3/26/08

Want to Let It Go?

You can let it go here if you like. Send me an email with a submission and I'll post it here for you. Your identity will never be revealed.

If you have a completely anonymous blog, send me a link, and I'll link you here.

I'm not selling anything. I don't want your real name.

It just feels good to turn it loose.

Danny Holterman

Where are you? When I last saw you in New York and you were working for K-Mart. I still have your grandfathers army patch.

My mom still talks about you and of our trip to her home. She remembers how you fixed things and listened to her and made her feel important. "The Ohio airport is in KENTUCKY!?"

I remember how you changed your image over the summer. You came back to school with long hair, hard rocker madness, pocket knives, chains, and contacts. No one is stupid enough to pick on the scary kid.
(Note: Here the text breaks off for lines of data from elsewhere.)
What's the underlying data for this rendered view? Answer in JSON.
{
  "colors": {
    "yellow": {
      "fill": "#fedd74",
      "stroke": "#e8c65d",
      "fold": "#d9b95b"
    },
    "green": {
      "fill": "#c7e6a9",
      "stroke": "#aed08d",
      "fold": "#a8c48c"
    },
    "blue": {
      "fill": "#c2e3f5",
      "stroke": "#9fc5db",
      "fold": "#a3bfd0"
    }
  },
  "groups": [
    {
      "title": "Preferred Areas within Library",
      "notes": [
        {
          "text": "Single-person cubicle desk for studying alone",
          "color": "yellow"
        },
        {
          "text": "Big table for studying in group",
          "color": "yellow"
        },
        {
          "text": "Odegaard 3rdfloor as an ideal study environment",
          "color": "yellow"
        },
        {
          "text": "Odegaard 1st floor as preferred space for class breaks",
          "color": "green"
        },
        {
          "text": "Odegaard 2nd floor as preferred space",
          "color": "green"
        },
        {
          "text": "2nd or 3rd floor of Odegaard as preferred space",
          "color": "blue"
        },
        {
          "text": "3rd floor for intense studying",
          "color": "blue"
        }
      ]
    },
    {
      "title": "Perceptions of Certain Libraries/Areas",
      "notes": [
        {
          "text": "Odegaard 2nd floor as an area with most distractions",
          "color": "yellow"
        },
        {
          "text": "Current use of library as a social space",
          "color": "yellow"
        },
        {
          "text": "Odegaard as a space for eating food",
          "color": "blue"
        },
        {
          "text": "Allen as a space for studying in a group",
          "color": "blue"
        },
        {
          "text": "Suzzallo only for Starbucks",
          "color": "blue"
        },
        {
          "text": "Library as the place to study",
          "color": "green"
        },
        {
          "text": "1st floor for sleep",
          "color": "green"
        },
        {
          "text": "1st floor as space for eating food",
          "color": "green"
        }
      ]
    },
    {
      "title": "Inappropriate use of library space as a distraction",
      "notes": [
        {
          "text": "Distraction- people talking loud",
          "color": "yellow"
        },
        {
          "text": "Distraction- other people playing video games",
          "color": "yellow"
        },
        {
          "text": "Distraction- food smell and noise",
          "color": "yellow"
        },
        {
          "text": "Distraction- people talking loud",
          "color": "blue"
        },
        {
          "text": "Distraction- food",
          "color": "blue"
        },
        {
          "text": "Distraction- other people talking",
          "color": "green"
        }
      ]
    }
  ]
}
I don't want any thing from you other than to know you made it and are happy.

2/8/08

In My Jeans, Out of My Way

My grandfather molested (my aunt)his daughter, and beat my father. His wife was crazy.
My other grandfather molested my aunt and my mother, and beat his son. His wife was crazy.

My mom was crazy. My father was an abusive child molester. Ever single adult in my life was incapable of being a role model.

That gene pool is my lot in life.

But that's not who I am, or what defines me. I'm not going to go ballistic on society and blame my parents for my misery.

When I hear of someone blaming their parents or up-bringing for their miserable lives it pisses me off.

I'm a good spouse and parent. I work hard, play fair, and get along well with others. I'm nobodies responsibility but my own. I vote, pay taxes, and will die like the rest of us will, alone.

I strive to be the best me. Gene pool be damned.

2/5/08

No Immunity

When I filed for bankruptcy years ago, I thought my world was crumbling. I'd look at my friends, family, co-workers and think 'I want to be financially stable, like them'. Turns out, half of the ones I'd have traded boots with in a heartbeat were worse off than I was when I filed.

Today I discovered that one of those I envied had to file for Chapter 13 last month. This person takes home over three thousand dollars a paycheck and he's in over his head.

For the next five years he'll be bringing home less than nine hundred dollars a check. (For the next five years!?)

His earning potential is four times that much and it's already spent.

Woa.

Still, it just tells me what I already knew: We're all equally stupid.